Among those who arrived Monday, 70 tested positive for COVID-19, Preston said, noting that teens being held at the center will be tested for COVID-19 every three days. Those who test positive are held on a separate floor from the others. Those who were exposed to the virus but tested negative also are held in a separate group, with guidance from the Centers for Disease Control and Prevention (CDC).
Preston said her agency has focused so far on the minors who have been in custody the longest.
Once brought to the center, the girls are separated into groups of 50 for services and care.
"They are together for everything," Preston said, adding that their beds are separated just with draping.

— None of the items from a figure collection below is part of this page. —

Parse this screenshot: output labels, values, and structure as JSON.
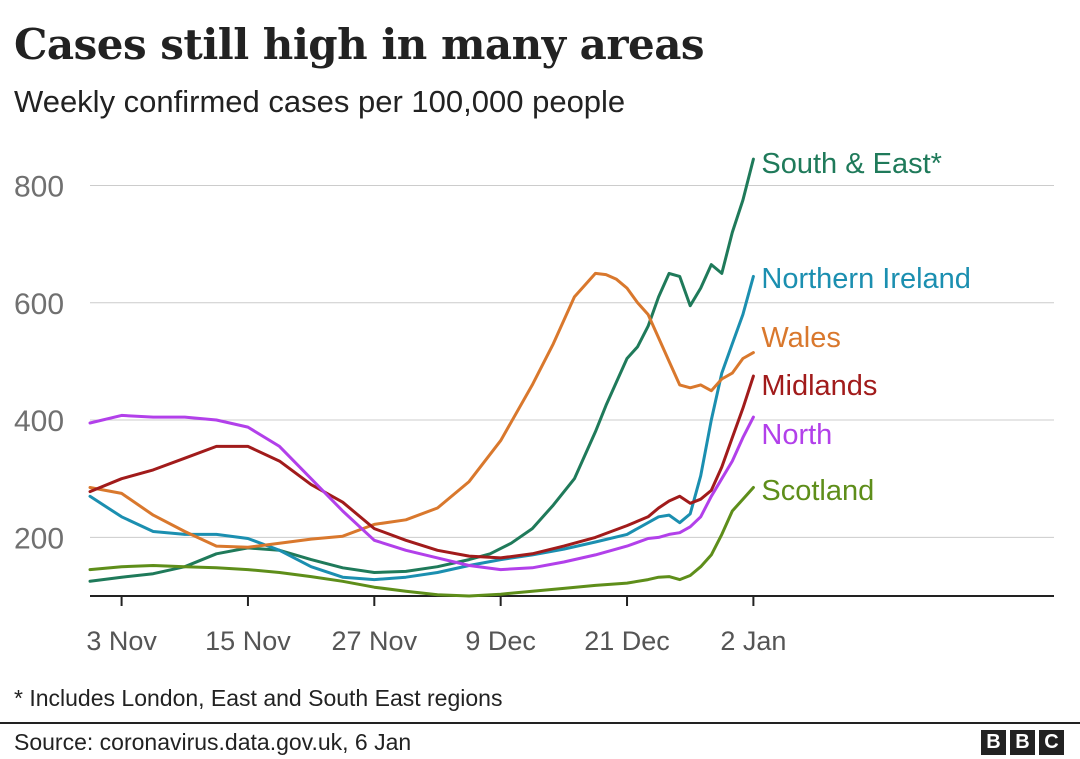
{
  "header": {
    "title": "Cases still high in many areas",
    "subtitle": "Weekly confirmed cases per 100,000 people"
  },
  "footer": {
    "footnote": "* Includes London, East and South East regions",
    "source": "Source: coronavirus.data.gov.uk, 6 Jan",
    "logo_letters": [
      "B",
      "B",
      "C"
    ]
  },
  "chart_data": {
    "type": "line",
    "title": "Cases still high in many areas",
    "subtitle": "Weekly confirmed cases per 100,000 people",
    "xlabel": "",
    "ylabel": "",
    "ylim": [
      100,
      870
    ],
    "yticks": [
      200,
      400,
      600,
      800
    ],
    "x_ticks": [
      {
        "day": 3,
        "label": "3 Nov"
      },
      {
        "day": 15,
        "label": "15 Nov"
      },
      {
        "day": 27,
        "label": "27 Nov"
      },
      {
        "day": 39,
        "label": "9 Dec"
      },
      {
        "day": 51,
        "label": "21 Dec"
      },
      {
        "day": 63,
        "label": "2 Jan"
      }
    ],
    "xlim": [
      0,
      92
    ],
    "grid": "horizontal",
    "legend": "direct labels at line ends",
    "x_unit": "days from 31 Oct",
    "series": [
      {
        "name": "South & East*",
        "color": "#1f7a5a",
        "x": [
          0,
          3,
          6,
          9,
          12,
          15,
          18,
          21,
          24,
          27,
          30,
          33,
          36,
          38,
          40,
          42,
          44,
          46,
          48,
          49,
          50,
          51,
          52,
          53,
          54,
          55,
          56,
          57,
          58,
          59,
          60,
          61,
          62,
          63
        ],
        "values": [
          125,
          132,
          138,
          150,
          172,
          182,
          178,
          162,
          148,
          140,
          142,
          150,
          162,
          172,
          190,
          215,
          255,
          300,
          380,
          425,
          465,
          505,
          525,
          560,
          610,
          650,
          645,
          595,
          625,
          665,
          650,
          720,
          775,
          845
        ]
      },
      {
        "name": "Northern Ireland",
        "color": "#1b8fb0",
        "x": [
          0,
          3,
          6,
          9,
          12,
          15,
          18,
          21,
          24,
          27,
          30,
          33,
          36,
          39,
          42,
          45,
          48,
          51,
          54,
          55,
          56,
          57,
          58,
          59,
          60,
          61,
          62,
          63
        ],
        "values": [
          270,
          235,
          210,
          205,
          205,
          198,
          178,
          150,
          132,
          128,
          132,
          140,
          152,
          162,
          170,
          180,
          192,
          205,
          235,
          238,
          225,
          240,
          305,
          400,
          480,
          530,
          580,
          645
        ]
      },
      {
        "name": "Wales",
        "color": "#d9782d",
        "x": [
          0,
          3,
          6,
          9,
          12,
          15,
          18,
          21,
          24,
          27,
          30,
          33,
          36,
          39,
          42,
          44,
          46,
          48,
          49,
          50,
          51,
          52,
          53,
          54,
          55,
          56,
          57,
          58,
          59,
          60,
          61,
          62,
          63
        ],
        "values": [
          285,
          275,
          238,
          210,
          185,
          183,
          190,
          197,
          202,
          222,
          230,
          250,
          295,
          365,
          460,
          530,
          610,
          650,
          648,
          640,
          625,
          600,
          580,
          540,
          500,
          460,
          455,
          460,
          450,
          470,
          480,
          505,
          515
        ]
      },
      {
        "name": "Midlands",
        "color": "#a11b1b",
        "x": [
          0,
          3,
          6,
          9,
          12,
          15,
          18,
          21,
          24,
          27,
          30,
          33,
          36,
          39,
          42,
          45,
          48,
          51,
          53,
          54,
          55,
          56,
          57,
          58,
          59,
          60,
          61,
          62,
          63
        ],
        "values": [
          278,
          300,
          315,
          335,
          355,
          355,
          330,
          290,
          260,
          215,
          195,
          178,
          168,
          165,
          172,
          185,
          200,
          220,
          235,
          250,
          262,
          270,
          258,
          265,
          280,
          320,
          370,
          420,
          475
        ]
      },
      {
        "name": "North",
        "color": "#b240ea",
        "x": [
          0,
          3,
          6,
          9,
          12,
          15,
          18,
          21,
          24,
          27,
          30,
          33,
          36,
          39,
          42,
          45,
          48,
          51,
          53,
          54,
          55,
          56,
          57,
          58,
          59,
          60,
          61,
          62,
          63
        ],
        "values": [
          395,
          408,
          405,
          405,
          400,
          388,
          355,
          300,
          245,
          195,
          178,
          165,
          152,
          145,
          148,
          158,
          170,
          185,
          198,
          200,
          205,
          208,
          218,
          235,
          270,
          300,
          330,
          370,
          405
        ]
      },
      {
        "name": "Scotland",
        "color": "#5e8e1a",
        "x": [
          0,
          3,
          6,
          9,
          12,
          15,
          18,
          21,
          24,
          27,
          30,
          33,
          36,
          39,
          42,
          45,
          48,
          51,
          53,
          54,
          55,
          56,
          57,
          58,
          59,
          60,
          61,
          62,
          63
        ],
        "values": [
          145,
          150,
          152,
          150,
          148,
          145,
          140,
          133,
          125,
          115,
          108,
          102,
          100,
          103,
          108,
          113,
          118,
          122,
          128,
          132,
          133,
          128,
          135,
          150,
          170,
          205,
          245,
          265,
          285
        ]
      }
    ]
  }
}
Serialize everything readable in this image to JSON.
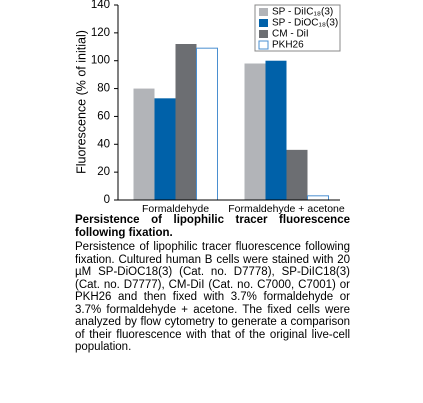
{
  "chart_data": {
    "type": "bar",
    "y_label": "Fluorescence (% of initial)",
    "categories": [
      "Formaldehyde",
      "Formaldehyde + acetone"
    ],
    "series": [
      {
        "name": "SP -  DiIC₁₈(3)",
        "color": "#b2b4b8",
        "values": [
          80,
          98
        ]
      },
      {
        "name": "SP -  DiOC₁₈(3)",
        "color": "#0061a9",
        "values": [
          73,
          100
        ]
      },
      {
        "name": "CM - DiI",
        "color": "#6c6e72",
        "values": [
          112,
          36
        ]
      },
      {
        "name": "PKH26",
        "color": "#ffffff",
        "values": [
          109,
          3
        ]
      }
    ],
    "ylim": [
      0,
      140
    ],
    "yticks": [
      0,
      20,
      40,
      60,
      80,
      100,
      120,
      140
    ],
    "grid": false,
    "legend": "top-right"
  },
  "caption": {
    "title": "Persistence of lipophilic tracer fluorescence following fixation.",
    "text": "Persistence of lipophilic tracer fluorescence following fixation. Cultured human B cells were stained with 20 µM SP-DiOC18(3) (Cat. no. D7778), SP-DiIC18(3) (Cat. no. D7777), CM-DiI (Cat. no. C7000, C7001) or PKH26 and then fixed with 3.7% formaldehyde or 3.7% formaldehyde + acetone. The fixed cells were analyzed by flow cytometry to generate a comparison of their fluorescence with that of the original live-cell population."
  }
}
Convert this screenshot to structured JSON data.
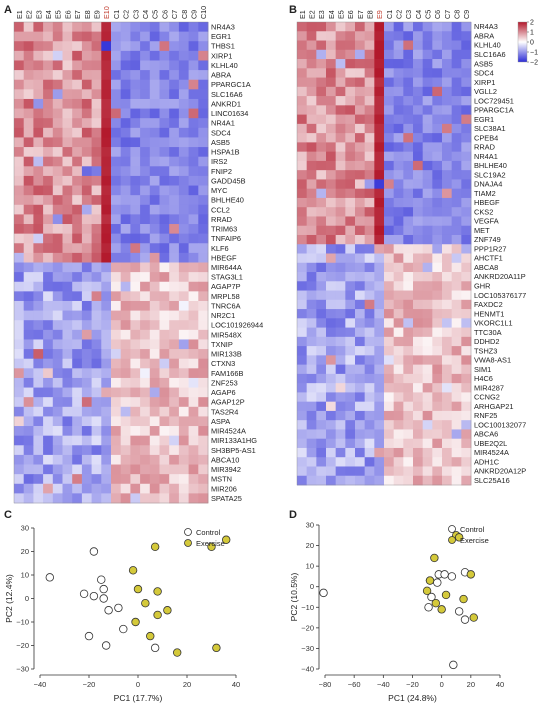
{
  "panels": [
    {
      "label": "A",
      "columns": [
        "E1",
        "E2",
        "E3",
        "E4",
        "E5",
        "E6",
        "E7",
        "E8",
        "E9",
        "E10",
        "C1",
        "C2",
        "C3",
        "C4",
        "C5",
        "C6",
        "C7",
        "C8",
        "C9",
        "C10"
      ],
      "genes": [
        "NR4A3",
        "EGR1",
        "THBS1",
        "XIRP1",
        "KLHL40",
        "ABRA",
        "PPARGC1A",
        "SLC16A6",
        "ANKRD1",
        "LINC01634",
        "NR4A1",
        "SDC4",
        "ASB5",
        "HSPA1B",
        "IRS2",
        "FNIP2",
        "GADD45B",
        "MYC",
        "BHLHE40",
        "CCL2",
        "RRAD",
        "TRIM63",
        "TNFAIP6",
        "KLF6",
        "HBEGF",
        "MIR644A",
        "STAG3L1",
        "AGAP7P",
        "MRPL58",
        "TNRC6A",
        "NR2C1",
        "LOC101926944",
        "MIR548X",
        "TXNIP",
        "MIR133B",
        "CTXN3",
        "FAM166B",
        "ZNF253",
        "AGAP6",
        "AGAP12P",
        "TAS2R4",
        "ASPA",
        "MIR4524A",
        "MIR133A1HG",
        "SH3BP5-AS1",
        "ABCA10",
        "MIR3942",
        "MSTN",
        "MIR206",
        "SPATA25"
      ],
      "up_count": 25,
      "hot_column": "E10"
    },
    {
      "label": "B",
      "columns": [
        "E1",
        "E2",
        "E3",
        "E4",
        "E5",
        "E6",
        "E7",
        "E8",
        "E9",
        "C1",
        "C2",
        "C3",
        "C4",
        "C5",
        "C6",
        "C7",
        "C8",
        "C9"
      ],
      "genes": [
        "NR4A3",
        "ABRA",
        "KLHL40",
        "SLC16A6",
        "ASB5",
        "SDC4",
        "XIRP1",
        "VGLL2",
        "LOC729451",
        "PPARGC1A",
        "EGR1",
        "SLC38A1",
        "CPEB4",
        "RRAD",
        "NR4A1",
        "BHLHE40",
        "SLC19A2",
        "DNAJA4",
        "TIAM2",
        "HBEGF",
        "CKS2",
        "VEGFA",
        "MET",
        "ZNF749",
        "PPP1R27",
        "AHCTF1",
        "ABCA8",
        "ANKRD20A11P",
        "GHR",
        "LOC105376177",
        "FAXDC2",
        "HENMT1",
        "VKORC1L1",
        "TTC30A",
        "DDHD2",
        "TSHZ3",
        "VWA8-AS1",
        "SIM1",
        "H4C6",
        "MIR4287",
        "CCNG2",
        "ARHGAP21",
        "RNF25",
        "LOC100132077",
        "ABCA6",
        "UBE2Q2L",
        "MIR4524A",
        "ADH1C",
        "ANKRD20A12P",
        "SLC25A16"
      ],
      "up_count": 24,
      "hot_column": "E9",
      "colorbar": {
        "ticks": [
          "2",
          "1",
          "0",
          "−1",
          "−2"
        ],
        "high": "#b2182b",
        "mid": "#ffffff",
        "low": "#2c2cd6"
      }
    }
  ],
  "chart_data": [
    {
      "panel": "C",
      "type": "scatter",
      "xlabel": "PC1 (17.7%)",
      "ylabel": "PC2 (12.4%)",
      "xlim": [
        -40,
        40
      ],
      "ylim": [
        -30,
        30
      ],
      "xticks": [
        -40,
        -20,
        0,
        20,
        40
      ],
      "yticks": [
        -30,
        -20,
        -10,
        0,
        10,
        20,
        30
      ],
      "legend": "top-right",
      "series": [
        {
          "name": "Control",
          "color": "#ffffff",
          "points": [
            [
              -36,
              9
            ],
            [
              -18,
              20
            ],
            [
              -15,
              8
            ],
            [
              -14,
              4
            ],
            [
              -18,
              1
            ],
            [
              -14,
              0
            ],
            [
              -22,
              2
            ],
            [
              -8,
              -4
            ],
            [
              -12,
              -5
            ],
            [
              -20,
              -16
            ],
            [
              -6,
              -13
            ],
            [
              -13,
              -20
            ],
            [
              7,
              -21
            ]
          ]
        },
        {
          "name": "Exercise",
          "color": "#d4c93a",
          "points": [
            [
              30,
              22
            ],
            [
              36,
              25
            ],
            [
              7,
              22
            ],
            [
              -2,
              12
            ],
            [
              0,
              4
            ],
            [
              8,
              3
            ],
            [
              3,
              -2
            ],
            [
              12,
              -5
            ],
            [
              -1,
              -10
            ],
            [
              8,
              -7
            ],
            [
              5,
              -16
            ],
            [
              16,
              -23
            ],
            [
              32,
              -21
            ]
          ]
        }
      ]
    },
    {
      "panel": "D",
      "type": "scatter",
      "xlabel": "PC1 (24.8%)",
      "ylabel": "PC2 (10.5%)",
      "xlim": [
        -80,
        40
      ],
      "ylim": [
        -40,
        30
      ],
      "xticks": [
        -80,
        -60,
        -40,
        -20,
        0,
        20,
        40
      ],
      "yticks": [
        -40,
        -30,
        -20,
        -10,
        0,
        10,
        20,
        30
      ],
      "legend": "top-right",
      "series": [
        {
          "name": "Control",
          "color": "#ffffff",
          "points": [
            [
              -81,
              -3
            ],
            [
              -2,
              6
            ],
            [
              2,
              6
            ],
            [
              7,
              5
            ],
            [
              -8,
              3
            ],
            [
              -3,
              2
            ],
            [
              -7,
              -5
            ],
            [
              -9,
              -10
            ],
            [
              12,
              -12
            ],
            [
              16,
              7
            ],
            [
              16,
              -16
            ],
            [
              8,
              -38
            ]
          ]
        },
        {
          "name": "Exercise",
          "color": "#d4c93a",
          "points": [
            [
              10,
              25
            ],
            [
              12,
              24
            ],
            [
              -5,
              14
            ],
            [
              -8,
              3
            ],
            [
              3,
              -4
            ],
            [
              20,
              6
            ],
            [
              -10,
              -2
            ],
            [
              -4,
              -8
            ],
            [
              0,
              -11
            ],
            [
              15,
              -6
            ],
            [
              22,
              -15
            ]
          ]
        }
      ]
    }
  ]
}
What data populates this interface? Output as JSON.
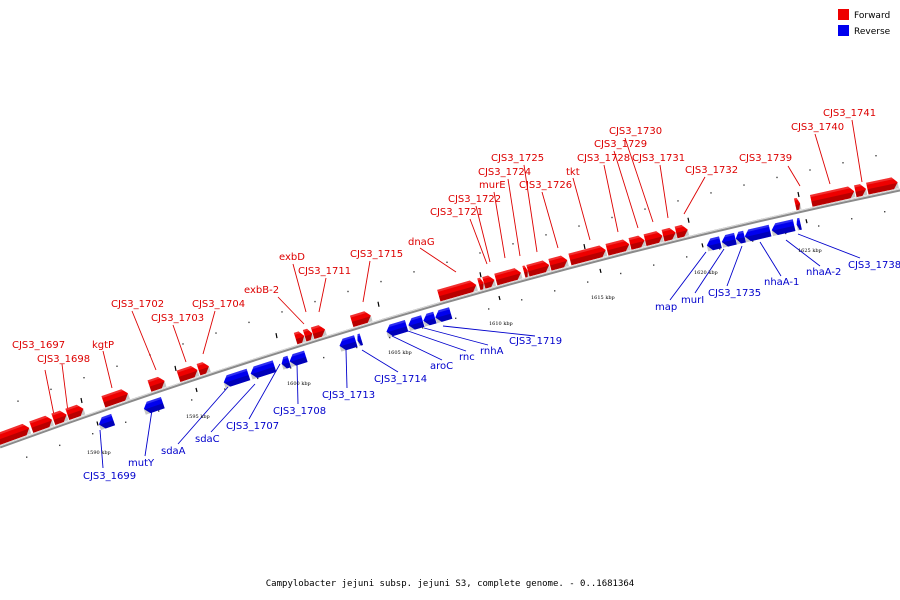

Groups of minors are to arrive every other day to allow the teens at least 24 hours to settle in before another group arrives; the next group is expected on Wednesday, Preston said.
The San Diego County Office of Education plans to provide the teens with in-person educational services during the 14 to 30 days they are held at the convention center.
State law mandates that all children in California receive education regardless of their immigration status or their detention in government facilities.
"We want to instill hope, instill joy, and show care for our students while they are with us, no matter if that's for a few days or a few months," said county Superintendent of Education Paul Gothold.
Rep. Darrell Issa, R-Temecula, whose district includes parts of northeast San Diego County and parts of Riverside County, released a statement criticizing in-person instruction for migrants, noting that some San Diego County residents have been eager for schools to reopen completely.
"The decision to provide in-person instruction to illegal migrants is outrageous and parents have every right to be angry," Issa said.
In its response, the San Diego County Office of Education said it does not have the authority to mandate reopening at individual districts, charter schools and private schools.
Music Watson, spokeswoman for the Office of Education, reiterated the agency's commitment to serving the migrant teens.
"All children in California, regardless of immigration status, have a constitutional right to education," she said. "We also have a moral obligation to address the needs of our most vulnerable children."